What's the Difference Between SEO & SEM?

Don't use the terms SEO and SEM. In this article we'll show you better terms to use for more clarity.

Post by 
John Crenshaw
Published 
June 2, 2020

Want to sound smart? Don't use the terms SEO or SEM. Actually, you do you, but if you want our recommendation: use the terms organic search and paid search instead and you'll sound like you really know your stuff.

Definitions

SEO stands for Search Engine Optimization and includes any work designed to get you ranked in the organic section of the search results. SEM stands for Search Engine Marketing and typically refers to paid search advertising. But they're both marketing, so the distinction doesn't really make sense.

Here's a pretty graphic we made to illustrate the difference (click to enlarge). Then read down below for more detail.

Difference between SEO (organic search) & SEM (paid search)

Paid vs. Organic Search

Better terms to use are paid search to refer to the paid search results, and organic search to refer to the organic search results. As you can see in the image above, it gets a little more complex than just that, but using paid and organic to differentiate the two is the more accurate way to do it.

Paid Search (SEM)

Paid search results are the search results marked by an "Ad" icon. Those are advertisements and those organizations are paying Google for every click on their ad. This is also called PPC or Pay Per Click advertising (although that's sort of a misnomer too).

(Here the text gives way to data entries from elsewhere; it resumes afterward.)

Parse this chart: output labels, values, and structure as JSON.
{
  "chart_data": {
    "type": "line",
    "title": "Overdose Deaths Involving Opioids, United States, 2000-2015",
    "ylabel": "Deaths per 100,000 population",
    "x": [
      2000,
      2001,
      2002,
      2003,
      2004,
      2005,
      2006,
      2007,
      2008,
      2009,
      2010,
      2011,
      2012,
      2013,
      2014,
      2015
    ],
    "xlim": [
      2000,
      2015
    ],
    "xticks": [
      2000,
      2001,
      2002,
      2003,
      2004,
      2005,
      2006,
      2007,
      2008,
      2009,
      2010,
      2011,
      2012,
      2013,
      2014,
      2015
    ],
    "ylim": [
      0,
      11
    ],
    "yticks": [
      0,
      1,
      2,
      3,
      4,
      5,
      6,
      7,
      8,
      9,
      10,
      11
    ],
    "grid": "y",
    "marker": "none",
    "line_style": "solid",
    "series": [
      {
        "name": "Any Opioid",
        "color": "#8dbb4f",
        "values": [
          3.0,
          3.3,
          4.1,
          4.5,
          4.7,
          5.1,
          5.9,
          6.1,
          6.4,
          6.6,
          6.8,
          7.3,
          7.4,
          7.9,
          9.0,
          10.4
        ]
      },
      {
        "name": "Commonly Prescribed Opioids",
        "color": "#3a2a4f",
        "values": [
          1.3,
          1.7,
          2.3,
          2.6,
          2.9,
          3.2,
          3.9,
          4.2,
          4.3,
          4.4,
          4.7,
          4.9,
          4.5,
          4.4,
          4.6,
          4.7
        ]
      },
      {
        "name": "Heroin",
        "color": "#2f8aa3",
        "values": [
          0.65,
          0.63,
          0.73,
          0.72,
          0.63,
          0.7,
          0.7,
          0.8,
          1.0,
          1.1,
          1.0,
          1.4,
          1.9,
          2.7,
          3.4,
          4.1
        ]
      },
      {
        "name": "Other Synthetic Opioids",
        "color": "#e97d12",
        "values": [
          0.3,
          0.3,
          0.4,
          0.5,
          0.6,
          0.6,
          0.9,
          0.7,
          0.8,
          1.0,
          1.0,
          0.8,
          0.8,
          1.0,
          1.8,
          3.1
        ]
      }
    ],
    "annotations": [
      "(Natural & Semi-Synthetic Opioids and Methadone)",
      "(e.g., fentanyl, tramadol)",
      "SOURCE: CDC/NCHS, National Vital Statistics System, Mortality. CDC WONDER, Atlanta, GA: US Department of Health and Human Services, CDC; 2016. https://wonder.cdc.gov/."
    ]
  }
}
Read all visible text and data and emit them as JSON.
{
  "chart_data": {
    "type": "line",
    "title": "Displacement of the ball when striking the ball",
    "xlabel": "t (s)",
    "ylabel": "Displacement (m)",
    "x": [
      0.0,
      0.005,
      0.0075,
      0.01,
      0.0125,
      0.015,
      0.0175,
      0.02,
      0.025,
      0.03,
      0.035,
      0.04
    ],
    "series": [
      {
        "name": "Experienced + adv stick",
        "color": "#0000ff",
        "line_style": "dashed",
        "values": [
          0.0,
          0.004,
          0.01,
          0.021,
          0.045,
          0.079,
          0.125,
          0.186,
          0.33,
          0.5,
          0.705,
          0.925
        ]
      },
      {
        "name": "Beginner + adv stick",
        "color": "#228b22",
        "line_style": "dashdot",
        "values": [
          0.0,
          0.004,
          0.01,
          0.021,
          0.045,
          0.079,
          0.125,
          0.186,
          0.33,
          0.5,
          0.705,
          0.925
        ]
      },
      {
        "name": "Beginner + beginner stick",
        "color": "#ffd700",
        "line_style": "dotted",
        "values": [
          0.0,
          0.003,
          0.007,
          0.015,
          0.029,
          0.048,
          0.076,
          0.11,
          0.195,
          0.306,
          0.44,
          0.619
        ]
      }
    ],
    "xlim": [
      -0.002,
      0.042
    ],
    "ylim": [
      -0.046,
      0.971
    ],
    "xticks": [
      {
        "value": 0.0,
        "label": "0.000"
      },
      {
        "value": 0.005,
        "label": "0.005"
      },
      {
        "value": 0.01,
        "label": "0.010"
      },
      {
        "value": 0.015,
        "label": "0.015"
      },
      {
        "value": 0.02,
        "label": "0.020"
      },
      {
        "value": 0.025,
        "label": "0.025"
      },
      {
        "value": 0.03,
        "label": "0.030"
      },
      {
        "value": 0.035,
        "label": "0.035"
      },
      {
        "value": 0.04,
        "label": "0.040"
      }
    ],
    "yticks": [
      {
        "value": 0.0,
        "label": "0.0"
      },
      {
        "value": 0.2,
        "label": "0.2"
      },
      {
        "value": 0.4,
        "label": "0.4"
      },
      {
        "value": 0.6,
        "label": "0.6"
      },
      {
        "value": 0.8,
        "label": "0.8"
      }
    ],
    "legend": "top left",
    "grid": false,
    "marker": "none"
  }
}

With paid search, you pay Google through the Google Ads platform, and If you stop paying, you stop showing up.

Organic Search (SEO)

Organic search results are most of the search results you see when you search Google or Bing. These organizations do not pay for each click on those results. Instead they do SEO, which gets them higher in those search results. So SEO's not free, you still pay an organization like us to help get you improve your rankings, but you don't pay for each click on your ad like you do with paid search.

It can take a lot of work to get ranked in the first place, but once ranked, the ROI of organic search is usually higher than paid search because, in most cases, the work required to stay ranked is far less than the costs of paying to show up in paid search for the same keywords.